Although studying oxidative stress has many implications, a smaller organism is more efficient for study of antioxidant genes and their regulation.  In this sense, S. Cerevisiae, baker's yeast, lacking the ZWF1 gene are a useful model.  Cells with the ZWF1 deletion are methionine auxotrophs and are incredibly sensitive to oxygen.  ZMF1 is thought to play a role in cellular defense against reactive oxygen species, so the knockout strain is more sensitive.   ZMS1 and ZMS2 are suppressor genes for ZMF1 that were first identified by Dr. Slekar.  When present in excess, or up-regulated, they act as suppressors for ZWF1 and contribute to the development of oxidative stress.  It is thought that they are zinc-finger transcription factors. If these genes are also knocked out in ZWF1 mutant strain, more antioxidant activity is observed.  However, more genes may be involved in this pathway, so it is necessary to observe changes between expression between strains.    For this study, all yeast used were ZWF1 knockouts lacking ZMS1 (ΔZMS1), ZMS2 (ΔZMS2), or both (ΔZMS1/ΔZMS2).  A strain only lacking ZMF1 was also used for wild-type comparisons.

            This study utilizes microarray analysis to determine the expression levels of genes in yeast strains. A microarray plate contains many short oligonucleotides that match a series of genes. The RNA from each yeast strain is harvested and reverse transcriptase is used to make cDNA. The newly created cDNA is labeled with a fluorescent probe and hybridized to the array.  The levels of fluorescence are measured and compared to observe changes in regulation between strains. In combination with statistical analysis, microarrays can show the expression of each gene in the yeast genome.
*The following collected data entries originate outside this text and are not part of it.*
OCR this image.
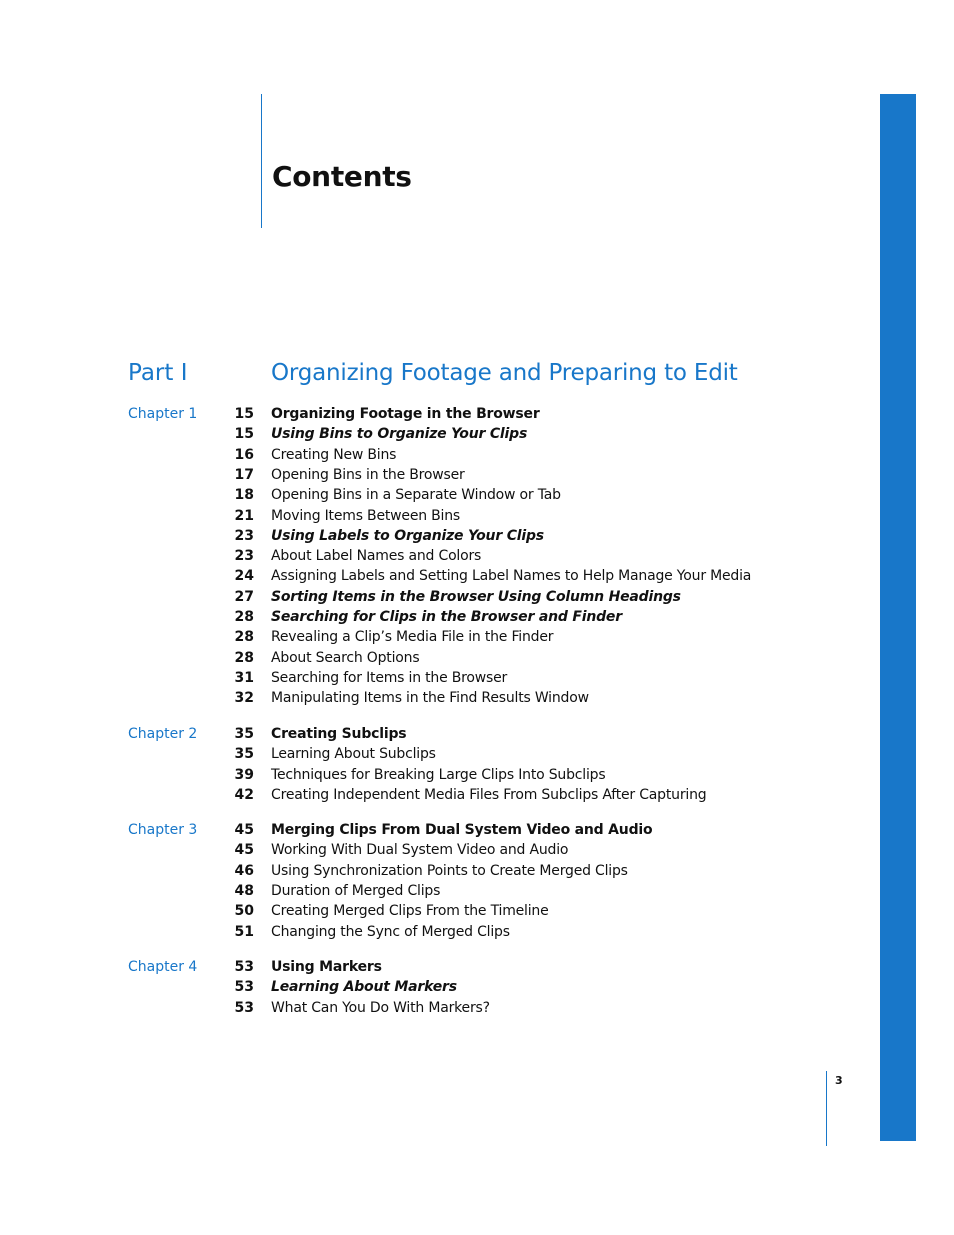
Contents
Part I	Organizing Footage and Preparing to Edit
Chapter 1	15 Organizing Footage in the Browser
15 Using Bins to Organize Your Clips
16 Creating New Bins
17 Opening Bins in the Browser
18 Opening Bins in a Separate Window or Tab
21 Moving Items Between Bins
23 Using Labels to Organize Your Clips
23 About Label Names and Colors
24 Assigning Labels and Setting Label Names to Help Manage Your Media
27 Sorting Items in the Browser Using Column Headings
28 Searching for Clips in the Browser and Finder
28 Revealing a Clip’s Media File in the Finder
28 About Search Options
31 Searching for Items in the Browser
32 Manipulating Items in the Find Results Window
Chapter 2	35 Creating Subclips
35 Learning About Subclips
39 Techniques for Breaking Large Clips Into Subclips
42 Creating Independent Media Files From Subclips After Capturing
Chapter 3	45 Merging Clips From Dual System Video and Audio
45 Working With Dual System Video and Audio
46 Using Synchronization Points to Create Merged Clips
48 Duration of Merged Clips
50 Creating Merged Clips From the Timeline
51 Changing the Sync of Merged Clips
Chapter 4	53 Using Markers
53 Learning About Markers
53 What Can You Do With Markers?
3
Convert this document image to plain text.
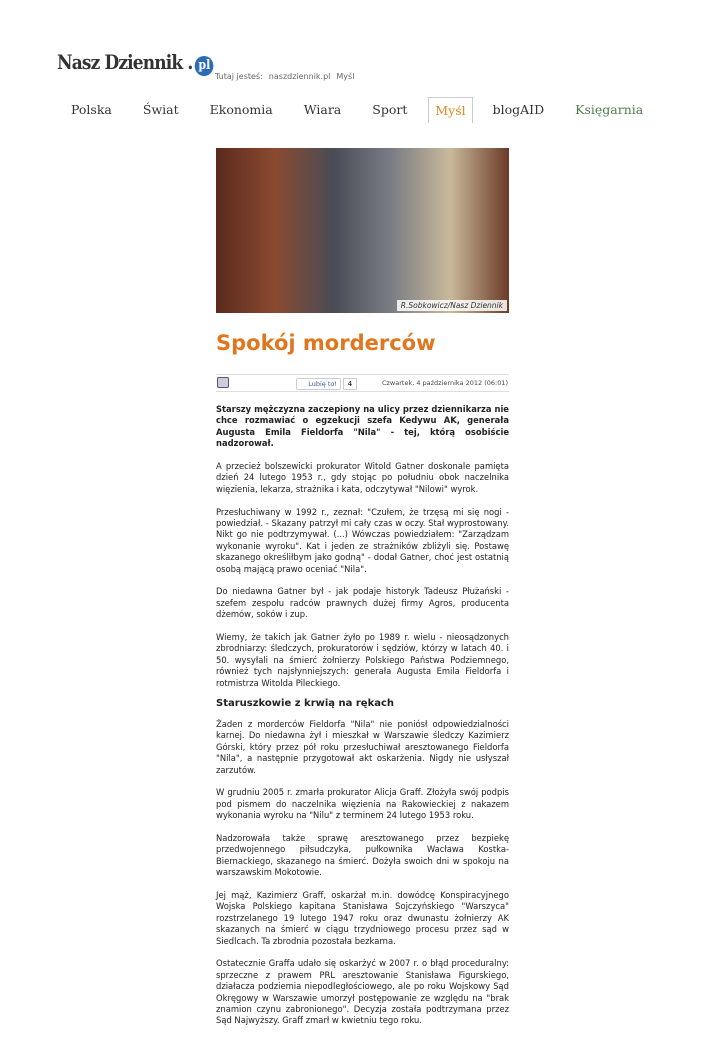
Nasz Dziennik . pl
Tutaj jesteś: naszdziennik.pl Myśl
Polska	Świat	Ekonomia	Wiara	Sport	Myśl	blogAID	Księgarnia
R.Sobkowicz/Nasz Dziennik
Spokój morderców
Lubię to!	4	Czwartek, 4 października 2012 (06:01)

Starszy mężczyzna zaczepiony na ulicy przez dziennikarza nie chce rozmawiać o egzekucji szefa Kedywu AK, generała Augusta Emila Fieldorfa "Nila" - tej, którą osobiście nadzorował.

A przecież bolszewicki prokurator Witold Gatner doskonale pamięta dzień 24 lutego 1953 r., gdy stojąc po południu obok naczelnika więzienia, lekarza, strażnika i kata, odczytywał "Nilowi" wyrok.

Przesłuchiwany w 1992 r., zeznał: "Czułem, że trzęsą mi się nogi - powiedział. - Skazany patrzył mi cały czas w oczy. Stał wyprostowany. Nikt go nie podtrzymywał. (...) Wówczas powiedziałem: "Zarządzam wykonanie wyroku". Kat i jeden ze strażników zbliżyli się. Postawę skazanego określiłbym jako godną" - dodał Gatner, choć jest ostatnią osobą mającą prawo oceniać "Nila".

Do niedawna Gatner był - jak podaje historyk Tadeusz Płużański - szefem zespołu radców prawnych dużej firmy Agros, producenta dżemów, soków i zup.

Wiemy, że takich jak Gatner żyło po 1989 r. wielu - nieosądzonych zbrodniarzy: śledczych, prokuratorów i sędziów, którzy w latach 40. i 50. wysyłali na śmierć żołnierzy Polskiego Państwa Podziemnego, również tych najsłynniejszych: generała Augusta Emila Fieldorfa i rotmistrza Witolda Pileckiego.

Staruszkowie z krwią na rękach

Żaden z morderców Fieldorfa "Nila" nie poniósł odpowiedzialności karnej. Do niedawna żył i mieszkał w Warszawie śledczy Kazimierz Górski, który przez pół roku przesłuchiwał aresztowanego Fieldorfa "Nila", a następnie przygotował akt oskarżenia. Nigdy nie usłyszał zarzutów.

W grudniu 2005 r. zmarła prokurator Alicja Graff. Złożyła swój podpis pod pismem do naczelnika więzienia na Rakowieckiej z nakazem wykonania wyroku na "Nilu" z terminem 24 lutego 1953 roku.

Nadzorowała także sprawę aresztowanego przez bezpiekę przedwojennego piłsudczyka, pułkownika Wacława Kostka-Biernackiego, skazanego na śmierć. Dożyła swoich dni w spokoju na warszawskim Mokotowie.

Jej mąż, Kazimierz Graff, oskarżał m.in. dowódcę Konspiracyjnego Wojska Polskiego kapitana Stanisława Sojczyńskiego "Warszyca" rozstrzelanego 19 lutego 1947 roku oraz dwunastu żołnierzy AK skazanych na śmierć w ciągu trzydniowego procesu przez sąd w Siedlcach. Ta zbrodnia pozostała bezkarna.

Ostatecznie Graffa udało się oskarżyć w 2007 r. o błąd proceduralny: sprzeczne z prawem PRL aresztowanie Stanisława Figurskiego, działacza podziemia niepodległościowego, ale po roku Wojskowy Sąd Okręgowy w Warszawie umorzył postępowanie ze względu na "brak znamion czynu zabronionego". Decyzja została podtrzymana przez Sąd Najwyższy. Graff zmarł w kwietniu tego roku.
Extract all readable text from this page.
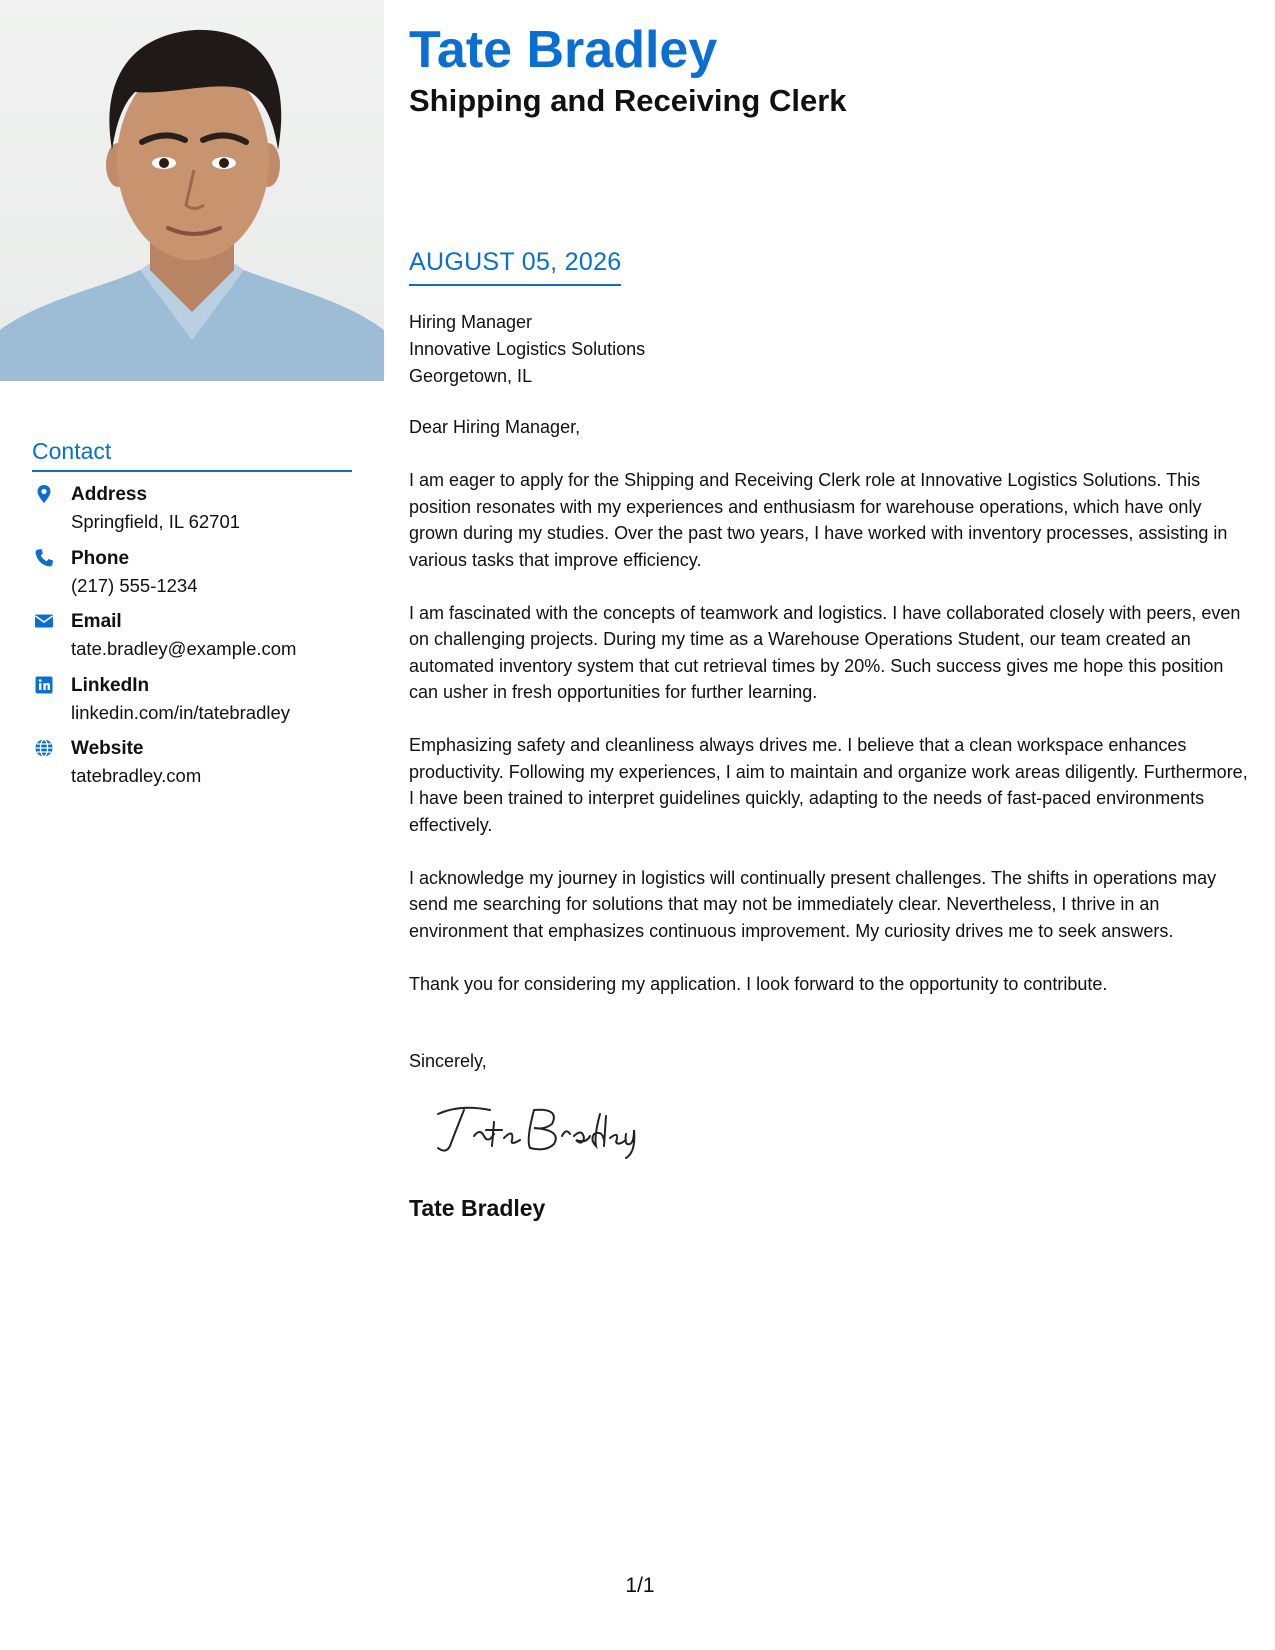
Tate Bradley
Shipping and Receiving Clerk
AUGUST 05, 2026
Hiring Manager
Innovative Logistics Solutions
Georgetown, IL

Dear Hiring Manager,

I am eager to apply for the Shipping and Receiving Clerk role at Innovative Logistics Solutions. This position resonates with my experiences and enthusiasm for warehouse operations, which have only grown during my studies. Over the past two years, I have worked with inventory processes, assisting in various tasks that improve efficiency.

I am fascinated with the concepts of teamwork and logistics. I have collaborated closely with peers, even on challenging projects. During my time as a Warehouse Operations Student, our team created an automated inventory system that cut retrieval times by 20%. Such success gives me hope this position can usher in fresh opportunities for further learning.

Emphasizing safety and cleanliness always drives me. I believe that a clean workspace enhances productivity. Following my experiences, I aim to maintain and organize work areas diligently. Furthermore, I have been trained to interpret guidelines quickly, adapting to the needs of fast-paced environments effectively.

I acknowledge my journey in logistics will continually present challenges. The shifts in operations may send me searching for solutions that may not be immediately clear. Nevertheless, I thrive in an environment that emphasizes continuous improvement. My curiosity drives me to seek answers.

Thank you for considering my application. I look forward to the opportunity to contribute.

Sincerely,
Tate Bradley
Contact
Address
Springfield, IL 62701
Phone
(217) 555-1234
Email
tate.bradley@example.com
LinkedIn
linkedin.com/in/tatebradley
Website
tatebradley.com
1/1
            In this particular study, gene regulation of ZWF1 knockout yeast strains will be compared.  A ZWF1 mutant with no other changes will be considered the wild-type.  Expression in the wild-type was compared to ZMS1 and ZMS2 knockouts using microarray analysis.  We hypothesize that the knockout strains will express a higher level of oxidative resistance genes in the absence of the suppressors for ZWF1.